When most people think of health, they tend to think of medical care — getting sick and going to the doctor. But the truth is, direct medical care accounts for only a small percentage of a person’s overall health. Things like their environment, education, economic stability and access to nutritious food — what we call social determinants of health — are far more impactful to one’s wellbeing.
“If you look at the basic needs of an individual, it's hard for them to attain true health if basic needs aren’t fulfilled,” said Dr. Levas. “How can I expect a family to bring a child in for care, to make all the calls, schedule appointments and find insurance, when they’re hungry, when they’re worried about how to feed their child? I see a lot of families that have to make those choices and a lot of kids who suffer from those choices.”
Everything’s connected — hunger is health. A lack of food causes stress in a child and the lack of proper nutrition hinders development of the body and brain. As it snowballs, the child’s mental, physical and emotional health are negatively affected.
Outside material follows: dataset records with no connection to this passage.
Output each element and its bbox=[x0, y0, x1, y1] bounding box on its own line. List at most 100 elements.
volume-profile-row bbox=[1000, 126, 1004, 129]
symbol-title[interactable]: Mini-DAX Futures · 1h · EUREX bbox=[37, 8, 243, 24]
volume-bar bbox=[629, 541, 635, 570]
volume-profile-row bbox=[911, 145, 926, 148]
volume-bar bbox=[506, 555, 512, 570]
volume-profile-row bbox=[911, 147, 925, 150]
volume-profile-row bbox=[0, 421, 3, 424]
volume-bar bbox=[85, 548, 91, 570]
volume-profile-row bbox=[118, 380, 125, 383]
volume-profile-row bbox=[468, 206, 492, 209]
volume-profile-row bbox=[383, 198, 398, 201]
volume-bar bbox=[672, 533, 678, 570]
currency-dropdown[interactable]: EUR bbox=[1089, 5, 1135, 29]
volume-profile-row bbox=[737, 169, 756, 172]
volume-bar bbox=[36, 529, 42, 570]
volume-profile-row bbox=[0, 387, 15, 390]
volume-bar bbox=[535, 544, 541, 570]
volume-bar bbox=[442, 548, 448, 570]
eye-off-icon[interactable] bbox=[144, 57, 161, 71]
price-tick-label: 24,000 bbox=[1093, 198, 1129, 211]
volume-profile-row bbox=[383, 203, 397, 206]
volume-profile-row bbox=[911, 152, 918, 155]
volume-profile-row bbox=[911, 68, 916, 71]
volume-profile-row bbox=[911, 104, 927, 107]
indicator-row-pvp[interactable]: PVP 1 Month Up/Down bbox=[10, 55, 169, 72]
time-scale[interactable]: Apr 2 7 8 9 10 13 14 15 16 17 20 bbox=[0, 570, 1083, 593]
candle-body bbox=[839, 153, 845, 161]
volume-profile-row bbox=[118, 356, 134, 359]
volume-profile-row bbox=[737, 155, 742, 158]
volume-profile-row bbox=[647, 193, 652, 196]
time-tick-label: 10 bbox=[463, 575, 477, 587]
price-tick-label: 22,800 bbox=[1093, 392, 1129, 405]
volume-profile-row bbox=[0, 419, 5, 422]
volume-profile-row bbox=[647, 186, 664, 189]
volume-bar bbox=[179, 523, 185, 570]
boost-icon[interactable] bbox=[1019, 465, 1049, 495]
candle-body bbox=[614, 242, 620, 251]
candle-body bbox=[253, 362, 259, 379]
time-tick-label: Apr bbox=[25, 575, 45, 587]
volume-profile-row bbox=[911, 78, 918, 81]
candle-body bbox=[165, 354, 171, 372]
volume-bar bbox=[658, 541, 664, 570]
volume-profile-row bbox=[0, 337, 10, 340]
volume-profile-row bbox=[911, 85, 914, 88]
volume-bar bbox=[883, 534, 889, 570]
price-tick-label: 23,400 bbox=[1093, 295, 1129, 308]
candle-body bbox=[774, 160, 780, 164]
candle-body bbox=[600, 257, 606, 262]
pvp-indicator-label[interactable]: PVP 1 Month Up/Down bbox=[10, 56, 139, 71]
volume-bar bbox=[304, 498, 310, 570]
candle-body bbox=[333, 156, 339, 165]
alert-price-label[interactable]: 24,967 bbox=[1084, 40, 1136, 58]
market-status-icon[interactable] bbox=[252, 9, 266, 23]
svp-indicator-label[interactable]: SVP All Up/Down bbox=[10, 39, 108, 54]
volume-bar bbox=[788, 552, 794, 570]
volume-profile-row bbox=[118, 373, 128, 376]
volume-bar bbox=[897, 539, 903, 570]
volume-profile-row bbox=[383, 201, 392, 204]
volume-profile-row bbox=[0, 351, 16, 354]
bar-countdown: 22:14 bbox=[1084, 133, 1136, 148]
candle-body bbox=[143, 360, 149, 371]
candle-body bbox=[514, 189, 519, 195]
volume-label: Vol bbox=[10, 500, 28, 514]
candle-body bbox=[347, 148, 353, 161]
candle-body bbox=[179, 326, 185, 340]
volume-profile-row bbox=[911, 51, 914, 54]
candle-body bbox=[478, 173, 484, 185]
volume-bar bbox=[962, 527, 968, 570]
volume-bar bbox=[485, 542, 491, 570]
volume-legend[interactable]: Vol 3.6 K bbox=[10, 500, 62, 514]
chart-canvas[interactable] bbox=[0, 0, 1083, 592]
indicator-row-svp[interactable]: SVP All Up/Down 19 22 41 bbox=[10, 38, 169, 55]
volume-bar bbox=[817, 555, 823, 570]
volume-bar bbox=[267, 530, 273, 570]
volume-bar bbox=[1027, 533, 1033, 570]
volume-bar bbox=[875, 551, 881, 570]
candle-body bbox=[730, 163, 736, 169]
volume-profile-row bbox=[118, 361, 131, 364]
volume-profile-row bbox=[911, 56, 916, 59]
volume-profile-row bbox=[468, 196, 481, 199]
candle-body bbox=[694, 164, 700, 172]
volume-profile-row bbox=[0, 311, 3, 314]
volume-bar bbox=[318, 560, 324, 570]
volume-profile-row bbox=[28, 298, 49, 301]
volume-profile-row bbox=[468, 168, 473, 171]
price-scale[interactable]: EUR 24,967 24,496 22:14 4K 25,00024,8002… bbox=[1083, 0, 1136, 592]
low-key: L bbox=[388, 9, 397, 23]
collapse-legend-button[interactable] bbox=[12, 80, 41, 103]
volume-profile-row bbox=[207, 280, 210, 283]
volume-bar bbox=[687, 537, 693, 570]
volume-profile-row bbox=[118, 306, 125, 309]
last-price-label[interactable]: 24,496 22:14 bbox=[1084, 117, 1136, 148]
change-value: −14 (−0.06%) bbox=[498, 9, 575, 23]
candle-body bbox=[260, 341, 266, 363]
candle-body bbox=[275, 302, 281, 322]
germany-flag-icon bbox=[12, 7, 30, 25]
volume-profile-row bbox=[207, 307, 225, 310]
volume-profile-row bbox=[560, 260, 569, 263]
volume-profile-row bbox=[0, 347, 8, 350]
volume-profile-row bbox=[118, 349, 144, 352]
“Children’s Wisconsin has recently taken on a broader role in trying to promote health equity. And a lot of the work that Dr. Levas, Maggie and their teams have been working through is a big part of our health equity work,” said Jacqueline Whelan, RN, manager of health management operations at Children’s Wisconsin. “If you think about environments like the Emergency Department, it really is somewhat transactional. Families come to us in crisis and we treat them and send them home. And we do a great job of that. But we wanted to start addressing their social needs in that environment, too. This program is a critical launching point and it’s a great demonstration of where Children’s Wisconsin is headed in terms of taking a broader lens on health equity as part of our inclusion diversity and equity efforts.”
“This is a good example of our health care system thinking outside the box and being bold and really treating some root causes that lead to poor health,” added Dr. Levas, who is also an associate professor of pediatric emergency medicine at the Medical College of Wisconsin.
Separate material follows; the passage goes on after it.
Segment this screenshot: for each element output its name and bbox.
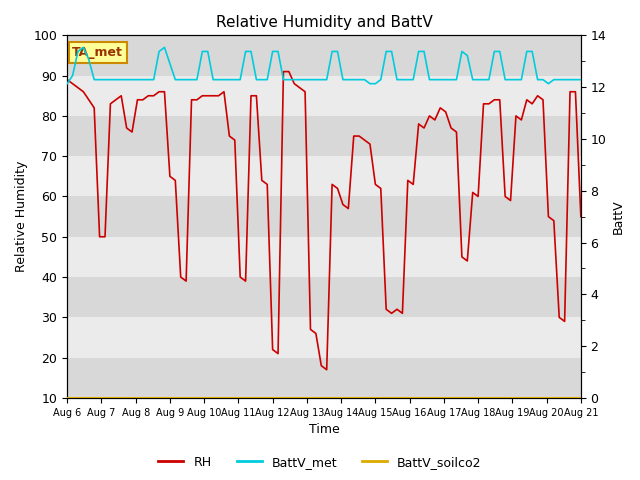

Even though food insecurity is the initial trigger, when a referral specialist from the Family Resource Center connects with the family, they often identify additional needs — such as employment, transportation or mental and behavioral health — and they’re able to connect them to other resources the family never knew existed.
“We have this opportunity to bring families up to a level of security and stability they didn't have before,” said Maggie. “That first conversation leads to another conversation, and we are able to refer them to resources throughout their community.”
Supporting the whole child and the whole family — not just treating the specific illness but encouraging wellness and prevention to achieve true health — was the entire idea behind the Daniel M. Soref Family Resource Center, which has supported families for more than two decades.
“It was built to be the one-stop shop for families. And it wasn't about clinical care. It was about support. This partnership with the Emergency Department has helped build out that supportive arena for our families,” said Maggie. “As we're making these phone calls, families are telling us how grateful they are that we reached out, made that phone call, lined up them with resources and called them back to make sure they had everything they needed. Families are amazed that we take that extra step.”
“Sadly, there is some stigma or shame associated with food insecurity. A lot of families are embarrassed, but they shouldn’t be,” said Dr. Levas. “I wish we could feed everybody, because I know if we fed every kid, I'd have less visits to my ED.”